So this happened today guys. I was at work and had to rush home. I almost took her into our ER (again) but treated her at home with medications we had. Thank God for my patient and amazing friend (Josie’s babysitter). For staying calm, keeping me calm and staying to talk with me for a bit. I am grateful for you.
Food allergies are real! Allergens hide in everything. All she did was put a piece of chicken on her tray and her face started to swell. It started to move down her chest and then her nose started running and she was nasally. I was so worried about her airway. My worry never ends for this child. I worry about her 24/7. I barely sleep at night because I want to make sure she’s still breathing. How can I not when things like this happen? Everything she comes in contact with I worry about a reaction. I worry so much I’m seriously mentally exhausted. I am so so exhausted.
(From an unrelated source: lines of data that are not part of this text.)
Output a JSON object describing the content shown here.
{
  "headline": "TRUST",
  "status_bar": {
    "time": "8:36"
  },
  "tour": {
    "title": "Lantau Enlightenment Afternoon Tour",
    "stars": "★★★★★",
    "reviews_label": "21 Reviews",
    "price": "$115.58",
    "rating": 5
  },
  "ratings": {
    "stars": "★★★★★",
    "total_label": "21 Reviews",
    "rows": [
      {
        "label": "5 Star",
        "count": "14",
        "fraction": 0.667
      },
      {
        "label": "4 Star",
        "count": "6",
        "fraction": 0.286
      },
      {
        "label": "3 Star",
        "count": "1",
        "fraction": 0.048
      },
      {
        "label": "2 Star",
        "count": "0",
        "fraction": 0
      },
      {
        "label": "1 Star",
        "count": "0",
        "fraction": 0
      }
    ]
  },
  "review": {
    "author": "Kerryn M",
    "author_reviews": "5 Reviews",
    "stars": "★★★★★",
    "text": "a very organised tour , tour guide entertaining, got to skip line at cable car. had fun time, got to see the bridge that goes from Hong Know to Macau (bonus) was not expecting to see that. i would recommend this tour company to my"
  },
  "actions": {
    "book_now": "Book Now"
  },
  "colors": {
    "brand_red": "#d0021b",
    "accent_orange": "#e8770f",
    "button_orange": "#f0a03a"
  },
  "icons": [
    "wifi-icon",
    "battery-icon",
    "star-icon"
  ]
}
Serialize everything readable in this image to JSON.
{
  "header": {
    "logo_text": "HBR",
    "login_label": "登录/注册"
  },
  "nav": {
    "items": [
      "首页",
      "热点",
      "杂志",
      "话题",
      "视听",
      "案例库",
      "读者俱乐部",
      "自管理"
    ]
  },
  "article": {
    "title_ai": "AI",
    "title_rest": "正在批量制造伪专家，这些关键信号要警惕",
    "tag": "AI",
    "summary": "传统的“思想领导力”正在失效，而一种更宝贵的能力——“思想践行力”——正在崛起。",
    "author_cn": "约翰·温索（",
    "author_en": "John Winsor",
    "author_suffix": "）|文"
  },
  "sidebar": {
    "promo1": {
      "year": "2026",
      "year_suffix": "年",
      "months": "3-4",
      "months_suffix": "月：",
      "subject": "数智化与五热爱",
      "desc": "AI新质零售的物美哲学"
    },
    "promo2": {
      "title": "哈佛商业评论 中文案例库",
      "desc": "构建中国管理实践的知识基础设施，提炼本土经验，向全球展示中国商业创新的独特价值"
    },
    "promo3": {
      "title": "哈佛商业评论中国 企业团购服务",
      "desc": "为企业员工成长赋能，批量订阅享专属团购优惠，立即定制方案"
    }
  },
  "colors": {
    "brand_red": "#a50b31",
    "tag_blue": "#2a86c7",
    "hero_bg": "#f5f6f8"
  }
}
So to those moms/dads out there who are frustrated with the food restrictions allowed/not allowed in schools…please know that it may be inconvenient for you, but my daughters life depends on it. And so do so many others. She has scared me one too many times. And I have been lucky that it wasn’t worse.
It is SO hard to get her to eat foods. Let alone to even FIND something that is safe for her to eat. She’s picky because she’s thrown up way too many times. She’s smart and doesn’t trust the food.
I’m thanking God today for allowing me to work so close to home. To be able to come home. To have the knowledge of how to treat her in this type of situation. But what I struggle with is staying calm. My mind goes everywhere. I feel like I can’t catch my breath. I’m on the verge of a panic attack. I literally saw my life flash before my eyes today as ran out of work as fast as I could. “That’s my baby girl” I kept thinking. “She is my world.” The airway is nothing to mess around with. And Josie had already spent last weekend in the ER from RSV/Bronchiolitis. Poor thing. I wish I could take it all away.
This is probably the most difficult part of being Josie’s mom. Getting her the nutrition she needs and making sure it’s safe. I never stop worrying. Never.
As most of my friends and family know from the past that Josie has egg and dairy allergies. It seems to be a lot more than this now. Hopefully future testing can tell.
Has anyone ever heard of someone being allergic to chicken if they are allergic to eggs? Would that makes sense? I just don’t know. Any thoughts? Suggestions?
By the way…she’s doing better now. But here I am sitting up, mind racing and worried about her. I have already checked on her 3 times in her crib. Dear God…give me the strength.